Come risolvere le elezioni negli Stati Uniti che sono state giudicate le peggiori democrazie

Come risolvere le elezioni negli Stati Uniti che sono le peggiori tra le migliori democrazie

Gli esperti valutano il performance delle recenti elezioni americane come il peggiore tra le due dozzine di democrazie occidentali. Perché?

Le pratiche di vecchia data sono da biasimare. Partigiano gerrymandering isola gli incumbent. Le notizie commerciali dominate dall'infotainment riducono le campagne allo sport degli spettatori. I social media amplificano i troll arrabbiati. Le leggi sull'accesso alle votazioni limitano gli sfidanti di terze parti. Le donne e i candidati alle minoranze devono combattere un contraccolpo culturale ostile. Le tecnologie obsolete sono vulnerabili ai cyberhack russi.
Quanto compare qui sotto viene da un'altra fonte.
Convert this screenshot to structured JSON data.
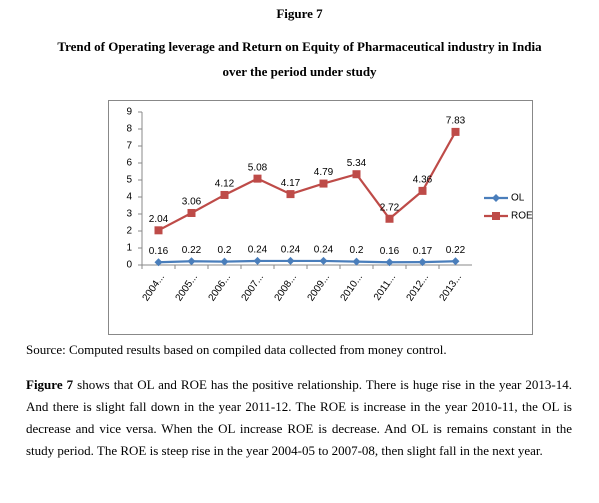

Tutti questi problemi sono stati intensificati dal concorso 2016 stretto, riscaldato e amaramente diviso. Il risultato: un'erosione della fiducia degli americani nel processo elettorale - nonostante il fatto che le frodi elettorali avvengano molto raramente.

A metà agosto 2016, Gallup ho scoperto che solo sei persone negli americani 10 sono "molto" o "abbastanza" fiduciosi sul fatto che il loro voto venga espressamente gettato e contato. Questo è giù da circa tre quarti di tutti gli americani un decennio prima.

Tra i repubblicani, la proporzione che è sicura scende a circa la metà, il livello più basso che Gallup abbia mai registrato. Allo stesso modo, a Washington Post - ABC News Il sondaggio degli elettori registrati condotto tra 5 e il 8 ha rilevato che la percentuale di 46 di tutti gli americani ritiene che le frodi elettorali avvengano molto o un po 'spesso, una cifra che salta al 69 per cento tra i sostenitori di Trump.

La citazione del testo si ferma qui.